REvoLd can also be used score a list of smiles distributed over multiple processors if the aforementioned options external_scoring and smiles_file are set. Each processor from the mpirun call will select its own equally sized chunk of smiles from the smiles_file, turn each smiles into a protein-ligand complex, place it at the specified xyz position and apply the specified RosettaScript n_scoring_runs times. No pdbs will be written during vHTS to reduce the disk space requirements, but each process will create a file called external_results_.csv. This file will contain as many lines as defined by external_scoring for each ligand corresponding to the n best results from docking.
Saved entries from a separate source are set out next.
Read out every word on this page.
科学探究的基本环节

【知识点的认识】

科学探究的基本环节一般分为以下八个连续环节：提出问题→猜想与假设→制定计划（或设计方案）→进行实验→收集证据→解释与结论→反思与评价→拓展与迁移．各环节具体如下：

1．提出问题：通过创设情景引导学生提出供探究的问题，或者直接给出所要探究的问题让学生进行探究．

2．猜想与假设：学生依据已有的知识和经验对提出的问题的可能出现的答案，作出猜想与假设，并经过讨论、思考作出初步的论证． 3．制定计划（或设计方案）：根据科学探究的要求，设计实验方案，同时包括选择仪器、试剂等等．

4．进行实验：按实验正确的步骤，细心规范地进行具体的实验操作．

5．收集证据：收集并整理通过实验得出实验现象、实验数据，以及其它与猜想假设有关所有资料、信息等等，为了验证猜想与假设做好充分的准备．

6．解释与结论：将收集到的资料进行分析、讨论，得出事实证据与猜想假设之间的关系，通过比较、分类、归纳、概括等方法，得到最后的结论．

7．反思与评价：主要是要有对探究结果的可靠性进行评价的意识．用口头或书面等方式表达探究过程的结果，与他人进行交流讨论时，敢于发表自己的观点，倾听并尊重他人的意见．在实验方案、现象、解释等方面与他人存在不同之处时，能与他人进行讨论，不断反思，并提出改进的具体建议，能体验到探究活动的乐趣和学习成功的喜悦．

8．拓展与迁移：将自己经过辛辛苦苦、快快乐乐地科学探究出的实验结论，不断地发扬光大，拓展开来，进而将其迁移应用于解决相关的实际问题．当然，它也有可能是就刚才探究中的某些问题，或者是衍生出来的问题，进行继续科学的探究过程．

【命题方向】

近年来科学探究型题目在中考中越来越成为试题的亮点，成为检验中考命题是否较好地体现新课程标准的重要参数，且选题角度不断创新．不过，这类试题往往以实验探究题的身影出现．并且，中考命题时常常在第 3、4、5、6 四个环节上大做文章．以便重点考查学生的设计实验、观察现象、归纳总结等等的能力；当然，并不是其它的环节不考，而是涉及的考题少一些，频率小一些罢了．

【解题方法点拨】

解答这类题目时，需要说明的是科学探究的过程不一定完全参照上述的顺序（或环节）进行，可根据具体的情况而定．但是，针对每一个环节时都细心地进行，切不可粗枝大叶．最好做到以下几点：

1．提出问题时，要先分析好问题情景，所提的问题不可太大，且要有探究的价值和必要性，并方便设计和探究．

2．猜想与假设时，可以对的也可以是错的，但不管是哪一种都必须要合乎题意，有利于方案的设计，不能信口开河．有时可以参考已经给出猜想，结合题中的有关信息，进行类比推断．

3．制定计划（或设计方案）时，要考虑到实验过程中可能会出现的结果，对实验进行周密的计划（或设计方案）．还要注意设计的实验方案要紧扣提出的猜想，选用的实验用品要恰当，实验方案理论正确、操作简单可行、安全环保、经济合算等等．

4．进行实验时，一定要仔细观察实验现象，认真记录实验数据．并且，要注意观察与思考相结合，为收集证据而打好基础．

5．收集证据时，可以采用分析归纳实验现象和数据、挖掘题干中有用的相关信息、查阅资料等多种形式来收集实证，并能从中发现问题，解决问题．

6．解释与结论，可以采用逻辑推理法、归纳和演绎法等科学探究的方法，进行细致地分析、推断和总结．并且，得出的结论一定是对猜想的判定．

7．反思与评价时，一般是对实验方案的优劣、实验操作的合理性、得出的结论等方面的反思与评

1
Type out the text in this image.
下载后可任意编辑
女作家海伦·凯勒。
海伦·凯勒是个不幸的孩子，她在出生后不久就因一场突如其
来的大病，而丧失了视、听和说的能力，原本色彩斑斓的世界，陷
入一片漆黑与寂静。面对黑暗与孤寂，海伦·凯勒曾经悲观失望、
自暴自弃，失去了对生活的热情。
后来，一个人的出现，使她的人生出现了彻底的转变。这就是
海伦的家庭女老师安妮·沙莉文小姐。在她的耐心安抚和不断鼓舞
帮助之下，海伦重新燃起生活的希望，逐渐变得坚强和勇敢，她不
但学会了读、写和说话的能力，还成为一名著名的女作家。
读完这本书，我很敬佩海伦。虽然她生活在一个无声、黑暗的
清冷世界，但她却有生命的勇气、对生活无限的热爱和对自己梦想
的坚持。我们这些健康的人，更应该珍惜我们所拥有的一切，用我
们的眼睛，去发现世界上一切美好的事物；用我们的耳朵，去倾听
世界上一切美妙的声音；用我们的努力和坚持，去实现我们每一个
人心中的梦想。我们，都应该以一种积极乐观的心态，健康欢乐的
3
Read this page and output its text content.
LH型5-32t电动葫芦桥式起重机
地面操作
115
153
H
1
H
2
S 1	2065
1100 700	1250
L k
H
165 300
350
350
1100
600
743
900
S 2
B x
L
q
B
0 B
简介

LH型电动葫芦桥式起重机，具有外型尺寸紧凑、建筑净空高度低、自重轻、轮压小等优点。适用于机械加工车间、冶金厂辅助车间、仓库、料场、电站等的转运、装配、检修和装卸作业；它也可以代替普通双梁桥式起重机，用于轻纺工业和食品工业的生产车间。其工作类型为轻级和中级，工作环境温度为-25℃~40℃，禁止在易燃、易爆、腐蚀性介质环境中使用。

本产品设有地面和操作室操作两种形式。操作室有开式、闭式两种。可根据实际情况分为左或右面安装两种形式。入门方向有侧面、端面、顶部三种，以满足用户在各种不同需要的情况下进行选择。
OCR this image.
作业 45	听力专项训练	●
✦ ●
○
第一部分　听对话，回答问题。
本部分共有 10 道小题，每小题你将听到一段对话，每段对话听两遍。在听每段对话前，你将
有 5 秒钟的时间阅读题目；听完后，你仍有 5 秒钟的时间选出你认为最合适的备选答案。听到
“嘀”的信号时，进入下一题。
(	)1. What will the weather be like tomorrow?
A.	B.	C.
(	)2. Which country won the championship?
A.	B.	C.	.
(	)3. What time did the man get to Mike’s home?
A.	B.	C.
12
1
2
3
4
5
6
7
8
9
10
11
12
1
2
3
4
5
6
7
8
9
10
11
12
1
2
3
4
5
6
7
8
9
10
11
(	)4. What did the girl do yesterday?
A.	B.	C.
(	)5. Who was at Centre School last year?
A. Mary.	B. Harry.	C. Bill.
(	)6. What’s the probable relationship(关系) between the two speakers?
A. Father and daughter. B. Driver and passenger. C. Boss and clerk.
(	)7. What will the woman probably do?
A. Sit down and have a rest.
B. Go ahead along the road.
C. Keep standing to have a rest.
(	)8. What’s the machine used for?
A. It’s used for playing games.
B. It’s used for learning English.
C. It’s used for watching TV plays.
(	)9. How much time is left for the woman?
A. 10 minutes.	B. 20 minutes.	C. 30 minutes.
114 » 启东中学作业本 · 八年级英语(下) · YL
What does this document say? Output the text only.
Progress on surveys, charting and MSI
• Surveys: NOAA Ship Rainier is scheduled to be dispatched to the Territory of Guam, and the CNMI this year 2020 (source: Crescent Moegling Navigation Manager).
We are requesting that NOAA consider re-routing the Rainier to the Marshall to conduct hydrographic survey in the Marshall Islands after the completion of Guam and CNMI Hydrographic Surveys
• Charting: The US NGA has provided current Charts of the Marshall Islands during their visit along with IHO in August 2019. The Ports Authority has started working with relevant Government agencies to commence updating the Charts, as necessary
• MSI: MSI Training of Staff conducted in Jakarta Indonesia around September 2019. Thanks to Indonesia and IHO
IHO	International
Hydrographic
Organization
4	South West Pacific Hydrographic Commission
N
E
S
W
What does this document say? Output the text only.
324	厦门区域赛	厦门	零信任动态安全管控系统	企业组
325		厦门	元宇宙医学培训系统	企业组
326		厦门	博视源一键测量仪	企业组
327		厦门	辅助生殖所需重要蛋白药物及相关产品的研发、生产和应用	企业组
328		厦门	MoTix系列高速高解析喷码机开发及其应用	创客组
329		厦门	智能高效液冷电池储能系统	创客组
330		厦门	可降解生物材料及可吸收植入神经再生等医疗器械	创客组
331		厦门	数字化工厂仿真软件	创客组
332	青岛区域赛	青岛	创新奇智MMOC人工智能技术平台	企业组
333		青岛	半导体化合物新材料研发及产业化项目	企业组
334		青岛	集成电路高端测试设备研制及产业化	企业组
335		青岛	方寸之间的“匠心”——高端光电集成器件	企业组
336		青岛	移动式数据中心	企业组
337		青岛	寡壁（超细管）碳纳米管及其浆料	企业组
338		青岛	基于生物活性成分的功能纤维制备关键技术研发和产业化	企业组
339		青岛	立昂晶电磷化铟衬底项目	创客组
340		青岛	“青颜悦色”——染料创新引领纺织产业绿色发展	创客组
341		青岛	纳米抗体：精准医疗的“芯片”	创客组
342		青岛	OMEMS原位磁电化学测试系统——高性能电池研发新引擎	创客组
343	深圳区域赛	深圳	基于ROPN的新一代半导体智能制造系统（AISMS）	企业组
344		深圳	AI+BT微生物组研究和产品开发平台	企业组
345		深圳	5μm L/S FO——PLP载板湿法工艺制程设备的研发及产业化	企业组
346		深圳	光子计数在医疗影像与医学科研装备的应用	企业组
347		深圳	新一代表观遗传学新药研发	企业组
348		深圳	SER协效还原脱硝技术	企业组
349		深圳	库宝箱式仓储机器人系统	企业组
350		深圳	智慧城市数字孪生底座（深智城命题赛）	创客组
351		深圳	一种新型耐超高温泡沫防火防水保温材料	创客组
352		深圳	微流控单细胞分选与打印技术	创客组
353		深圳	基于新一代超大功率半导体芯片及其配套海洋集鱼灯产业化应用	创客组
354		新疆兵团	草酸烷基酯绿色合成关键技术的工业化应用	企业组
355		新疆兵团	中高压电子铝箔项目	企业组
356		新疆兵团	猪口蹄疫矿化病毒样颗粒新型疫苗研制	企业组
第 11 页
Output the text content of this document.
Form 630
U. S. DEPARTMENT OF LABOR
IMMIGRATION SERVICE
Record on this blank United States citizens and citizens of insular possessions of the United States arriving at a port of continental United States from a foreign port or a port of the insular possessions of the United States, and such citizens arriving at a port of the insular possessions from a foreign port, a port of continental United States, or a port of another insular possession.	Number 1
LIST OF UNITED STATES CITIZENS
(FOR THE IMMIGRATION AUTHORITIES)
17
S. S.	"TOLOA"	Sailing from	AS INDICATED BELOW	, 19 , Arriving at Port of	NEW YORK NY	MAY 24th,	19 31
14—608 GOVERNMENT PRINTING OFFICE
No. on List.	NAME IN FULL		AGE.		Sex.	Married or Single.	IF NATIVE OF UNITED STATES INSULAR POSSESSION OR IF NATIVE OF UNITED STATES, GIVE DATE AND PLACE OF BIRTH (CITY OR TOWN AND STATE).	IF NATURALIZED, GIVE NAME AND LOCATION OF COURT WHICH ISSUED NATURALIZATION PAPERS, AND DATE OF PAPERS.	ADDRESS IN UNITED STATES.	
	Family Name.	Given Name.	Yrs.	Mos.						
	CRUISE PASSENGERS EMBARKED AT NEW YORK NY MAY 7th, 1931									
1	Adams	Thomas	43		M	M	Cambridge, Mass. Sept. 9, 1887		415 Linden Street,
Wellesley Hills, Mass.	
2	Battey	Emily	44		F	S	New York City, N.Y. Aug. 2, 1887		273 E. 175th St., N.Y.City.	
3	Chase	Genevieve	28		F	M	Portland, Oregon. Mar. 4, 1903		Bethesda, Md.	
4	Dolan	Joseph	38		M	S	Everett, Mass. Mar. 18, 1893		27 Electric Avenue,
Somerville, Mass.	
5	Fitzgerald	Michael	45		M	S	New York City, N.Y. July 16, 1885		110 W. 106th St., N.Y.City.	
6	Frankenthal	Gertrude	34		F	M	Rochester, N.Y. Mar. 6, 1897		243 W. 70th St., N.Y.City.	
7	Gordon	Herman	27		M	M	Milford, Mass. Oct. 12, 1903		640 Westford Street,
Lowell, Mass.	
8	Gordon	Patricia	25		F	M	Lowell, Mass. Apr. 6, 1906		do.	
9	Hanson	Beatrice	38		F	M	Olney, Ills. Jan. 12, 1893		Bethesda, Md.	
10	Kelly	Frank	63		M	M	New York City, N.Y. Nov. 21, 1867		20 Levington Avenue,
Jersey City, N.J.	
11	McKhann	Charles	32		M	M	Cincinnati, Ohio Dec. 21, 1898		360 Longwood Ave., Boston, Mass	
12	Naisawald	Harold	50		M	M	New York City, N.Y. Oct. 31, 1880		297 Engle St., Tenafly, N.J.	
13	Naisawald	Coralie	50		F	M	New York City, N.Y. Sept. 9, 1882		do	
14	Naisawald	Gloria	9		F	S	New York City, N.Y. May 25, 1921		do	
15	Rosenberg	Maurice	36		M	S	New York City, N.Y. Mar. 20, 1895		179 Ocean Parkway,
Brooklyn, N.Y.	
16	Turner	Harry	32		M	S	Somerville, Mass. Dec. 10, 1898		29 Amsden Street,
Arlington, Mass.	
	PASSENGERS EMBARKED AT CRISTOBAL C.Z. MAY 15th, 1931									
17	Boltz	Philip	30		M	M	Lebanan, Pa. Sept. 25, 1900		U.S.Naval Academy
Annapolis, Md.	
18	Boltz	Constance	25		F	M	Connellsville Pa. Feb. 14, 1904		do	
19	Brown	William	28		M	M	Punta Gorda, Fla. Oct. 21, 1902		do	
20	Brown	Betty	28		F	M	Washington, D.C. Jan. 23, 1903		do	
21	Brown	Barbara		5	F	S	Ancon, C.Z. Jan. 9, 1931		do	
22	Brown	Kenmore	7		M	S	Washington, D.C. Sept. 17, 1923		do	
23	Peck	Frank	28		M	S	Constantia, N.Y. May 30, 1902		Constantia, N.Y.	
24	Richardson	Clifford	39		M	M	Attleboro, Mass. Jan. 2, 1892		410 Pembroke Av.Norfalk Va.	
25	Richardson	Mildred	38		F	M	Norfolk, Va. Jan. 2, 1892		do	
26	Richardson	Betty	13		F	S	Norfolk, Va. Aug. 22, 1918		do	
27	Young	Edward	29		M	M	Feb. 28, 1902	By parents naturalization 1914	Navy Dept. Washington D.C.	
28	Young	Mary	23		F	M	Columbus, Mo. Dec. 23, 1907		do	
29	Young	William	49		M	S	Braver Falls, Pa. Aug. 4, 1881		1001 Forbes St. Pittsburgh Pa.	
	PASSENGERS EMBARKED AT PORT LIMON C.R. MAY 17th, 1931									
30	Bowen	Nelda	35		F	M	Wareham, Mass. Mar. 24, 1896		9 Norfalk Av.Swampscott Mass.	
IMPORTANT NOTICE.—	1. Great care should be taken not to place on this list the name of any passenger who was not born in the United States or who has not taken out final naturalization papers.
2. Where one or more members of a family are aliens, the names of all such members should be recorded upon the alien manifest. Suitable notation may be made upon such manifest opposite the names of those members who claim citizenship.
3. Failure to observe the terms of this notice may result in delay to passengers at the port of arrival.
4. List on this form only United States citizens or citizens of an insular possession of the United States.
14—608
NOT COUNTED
Each line looks like smiles;term1;term2;...;termN
REvoLd evolutionary optimization cycle is very modular and can be changed. However, this option is usually not important if you want to use REvoLd. The default settings are benchmarked and have shown reliable performance. However, if you want to change it, use -ligand_evolution:options to specify a xml file:
<Population main_selector="std_tournament" supported_size="50"/>
<PopulationInit init_type="random" size="200"/>
<PopulationInit init_type="best_loaded" size="25" selection="1000"/>
<Scorer similarity_penalty="0.5" similarity_penalty_threshold="0.95"/>
<Selector name="remove_elitist" type="elitist" size="15" remove="True"/>
<Selector name="std_tournament" type="tournament" size="15" remove="False" tournament_size="15" acceptance_chance="0.75"/>
<Selector name="std_roulette" type="roulette" size="15" remove="False" consider_positive="False"/>
<Factory name="std_mutator" type="mutator" size="30" reaction_weight="1.0" reagent_weight="2.0" min_similarity="0.6" max_similarity="0.99"/>
<Factory name="drastic_mutator" type="mutator" size="30" reaction_weight="0.0" reagent_weight="1.0" min_similarity="0.0" max_similarity="0.25"/>
<Factory name="reaction_mutator" type="mutator" size="30" reaction_weight="1.0" reagent_weight="0.0" min_similarity="0.6" max_similarity="0.99"/>
<Factory name="large_crossover" type="crossover" size="60"/>
<Factory name="std_identity" type="identity" size="15"/>
<!--order is important here-->
<EvolutionProtocol selector="std_roulette" factory="std_mutator"/>
<EvolutionProtocol selector="std_roulette" factory="large_crossover"/>
<EvolutionProtocol selector="std_roulette" factory="drastic_mutator"/>
<EvolutionProtocol selector="std_roulette" factory="reaction_mutator"/>
<EvolutionProtocol selector="remove_elitist" factory="std_identity"/>
<EvolutionProtocol selector="std_roulette" factory="std_mutator"/>
<EvolutionProtocol selector="std_roulette" factory="large_crossover"/>
The tags are explain in more detail:
There are extensive checks included when you parse a new evolutionary protocol including informative error outputs. We suggest to simply play around with this system if you are interested in writing your own protocol.